Comment allier graphisme, suivi et compte rendu d’une discussion de groupe ?

Le « scriber » ou encore « graphic recorder » est encore peu réputé dans le domaine professionnel alors qu’efficace dans le suivi de discussion de groupe de présentation ou de conférence. Loin d’être linéaire et riche en échanges, les acteurs des discussions professionnels sont parfois en désaccord ou, à l’inverse, en harmonie selon les sujets qui se présentent. L’établissement du compte rendu est d’ailleurs complexe car il est impossible de résumer avec précision l’intégralité des éléments énoncés.
Apportant une autre approche visuelle unique, le scriber à pour mission de réaliser une cartographie à l’image des discussions. A l’instar des discussions, les présentations telles que les discours ou encore les conférences sont très souvent riches en connaissances et les captures visuelles du graphic recorder permettent un ancrage mémoriel des messages clés, profitant pour les participants mais également les personnes n’ayant pas eu la possibilité d’être présentes.
Avec l’apparition et l’influence de la vague des start-up, de nombreuses nouvelles méthodes de travail font leur apparition et le « scriber » fait parti de ces nouveaux métiers qui apportent un atout considérable dans le suivi de travail. Entre méthodes agiles et polyvalence, l’art du scribing donne la parole aux graphistes, éléments clés indispensables pour un bon suivi.

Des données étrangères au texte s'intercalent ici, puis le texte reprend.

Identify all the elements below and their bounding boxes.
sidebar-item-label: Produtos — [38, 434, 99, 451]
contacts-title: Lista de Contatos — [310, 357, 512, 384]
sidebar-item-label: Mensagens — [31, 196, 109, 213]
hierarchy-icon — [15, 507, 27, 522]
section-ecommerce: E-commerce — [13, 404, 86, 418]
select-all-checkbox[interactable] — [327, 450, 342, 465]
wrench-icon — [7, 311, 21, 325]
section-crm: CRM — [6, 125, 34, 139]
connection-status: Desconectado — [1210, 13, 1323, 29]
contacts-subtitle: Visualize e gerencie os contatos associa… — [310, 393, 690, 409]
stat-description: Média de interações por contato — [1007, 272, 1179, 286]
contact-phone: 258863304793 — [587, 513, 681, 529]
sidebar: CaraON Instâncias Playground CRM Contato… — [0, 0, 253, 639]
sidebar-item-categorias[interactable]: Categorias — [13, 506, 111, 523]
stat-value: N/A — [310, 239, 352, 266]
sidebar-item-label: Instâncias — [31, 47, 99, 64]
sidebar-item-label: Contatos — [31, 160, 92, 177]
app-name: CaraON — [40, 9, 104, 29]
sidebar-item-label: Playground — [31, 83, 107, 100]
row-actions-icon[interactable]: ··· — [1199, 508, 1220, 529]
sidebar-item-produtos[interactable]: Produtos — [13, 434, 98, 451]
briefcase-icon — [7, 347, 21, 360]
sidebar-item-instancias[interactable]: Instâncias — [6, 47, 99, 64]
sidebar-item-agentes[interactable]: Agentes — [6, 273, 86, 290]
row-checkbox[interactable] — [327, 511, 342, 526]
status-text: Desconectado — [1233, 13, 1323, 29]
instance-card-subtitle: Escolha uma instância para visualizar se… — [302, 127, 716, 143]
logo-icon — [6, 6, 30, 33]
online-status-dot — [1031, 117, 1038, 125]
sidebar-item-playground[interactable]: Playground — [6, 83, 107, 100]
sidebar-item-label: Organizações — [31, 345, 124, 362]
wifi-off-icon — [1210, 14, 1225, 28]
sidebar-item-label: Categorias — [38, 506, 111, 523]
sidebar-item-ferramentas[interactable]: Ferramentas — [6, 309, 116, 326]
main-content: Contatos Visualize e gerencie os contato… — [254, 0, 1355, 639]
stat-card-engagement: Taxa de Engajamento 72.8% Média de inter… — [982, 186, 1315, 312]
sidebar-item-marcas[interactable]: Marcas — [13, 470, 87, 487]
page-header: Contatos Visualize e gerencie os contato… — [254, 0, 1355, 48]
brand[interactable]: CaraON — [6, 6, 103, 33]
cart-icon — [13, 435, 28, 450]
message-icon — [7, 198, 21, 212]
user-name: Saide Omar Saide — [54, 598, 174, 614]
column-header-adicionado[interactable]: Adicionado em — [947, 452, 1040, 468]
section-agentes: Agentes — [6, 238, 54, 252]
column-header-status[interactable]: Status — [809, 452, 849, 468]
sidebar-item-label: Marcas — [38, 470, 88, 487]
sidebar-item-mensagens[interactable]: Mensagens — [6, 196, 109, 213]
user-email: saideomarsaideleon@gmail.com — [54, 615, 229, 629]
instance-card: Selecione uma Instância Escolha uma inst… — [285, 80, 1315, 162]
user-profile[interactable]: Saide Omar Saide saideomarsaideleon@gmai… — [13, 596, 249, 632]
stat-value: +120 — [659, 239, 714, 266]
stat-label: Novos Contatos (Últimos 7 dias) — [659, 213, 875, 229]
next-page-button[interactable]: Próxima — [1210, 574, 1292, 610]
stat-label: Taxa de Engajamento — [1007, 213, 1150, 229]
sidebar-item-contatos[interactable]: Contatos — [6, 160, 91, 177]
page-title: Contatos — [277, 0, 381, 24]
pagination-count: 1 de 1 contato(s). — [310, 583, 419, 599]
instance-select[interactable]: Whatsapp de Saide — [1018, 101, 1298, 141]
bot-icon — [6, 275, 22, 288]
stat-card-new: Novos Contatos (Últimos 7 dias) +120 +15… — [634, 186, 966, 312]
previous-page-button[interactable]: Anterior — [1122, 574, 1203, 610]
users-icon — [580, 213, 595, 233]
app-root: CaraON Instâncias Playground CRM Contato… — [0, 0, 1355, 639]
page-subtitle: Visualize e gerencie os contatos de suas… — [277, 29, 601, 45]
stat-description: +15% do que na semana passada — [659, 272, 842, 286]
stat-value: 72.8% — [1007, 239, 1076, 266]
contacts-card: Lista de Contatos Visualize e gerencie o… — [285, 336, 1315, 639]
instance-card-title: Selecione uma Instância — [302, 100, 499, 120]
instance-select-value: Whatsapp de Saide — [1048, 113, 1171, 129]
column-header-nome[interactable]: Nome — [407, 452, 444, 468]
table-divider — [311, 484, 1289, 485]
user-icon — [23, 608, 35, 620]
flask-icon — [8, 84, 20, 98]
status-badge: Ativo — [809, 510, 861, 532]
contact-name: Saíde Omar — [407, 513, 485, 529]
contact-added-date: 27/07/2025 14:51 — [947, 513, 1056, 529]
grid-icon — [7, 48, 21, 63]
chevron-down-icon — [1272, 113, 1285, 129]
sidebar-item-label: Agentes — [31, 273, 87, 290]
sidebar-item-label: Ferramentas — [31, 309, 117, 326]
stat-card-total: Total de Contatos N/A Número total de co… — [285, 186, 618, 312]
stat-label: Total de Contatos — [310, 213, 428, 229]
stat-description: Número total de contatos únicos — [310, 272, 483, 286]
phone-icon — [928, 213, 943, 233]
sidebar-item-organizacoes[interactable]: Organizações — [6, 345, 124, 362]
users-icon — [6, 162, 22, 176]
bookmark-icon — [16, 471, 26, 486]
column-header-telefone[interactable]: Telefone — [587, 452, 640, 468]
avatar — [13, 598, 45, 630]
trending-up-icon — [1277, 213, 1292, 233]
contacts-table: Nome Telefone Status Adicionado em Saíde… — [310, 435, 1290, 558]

L’art du scribing : écouter, trier, rédiger

Réaliser un schéma de qualité lorsque l’on est scriber relève d’une réelle compétence professionnelle car la richesse des discussions est également le talon d’Achille de l’artiste. Nécessitant diverses capacités, le facilitateur graphique possède une grande concentration dans son travail mais également étendue, permettant une certaine agilité entre la réalisation et l’écoute des idées. Dans cette même écoute, il est également capable de comprendre les différentes allusions, sous-entendus et références bien que non énoncés explicitement. De même qu’il doit être capable de discerner les éléments importants voir clés dans les échanges et de synthétiser en ne garder que l’essentiel tout en étant complet dans sa cartographie. Enfin, en tant que réalisateur graphique, il doit posséder un vocabulaire graphique éclectique et une grammaire visuelle unique, simple et explicite.
Le scriber ou facilitateur graphique est donc un poste encore peu connu qui permet pourtant d’optimiser le suivi et le compte rendu des discussions professionnelles ou encore des présentations. Avec divers capacités humaines et graphiques, le scriber réalise une cartographie similaire à une mind-map exploitable par les protagonistes de la discussion mais également par les personnes externes.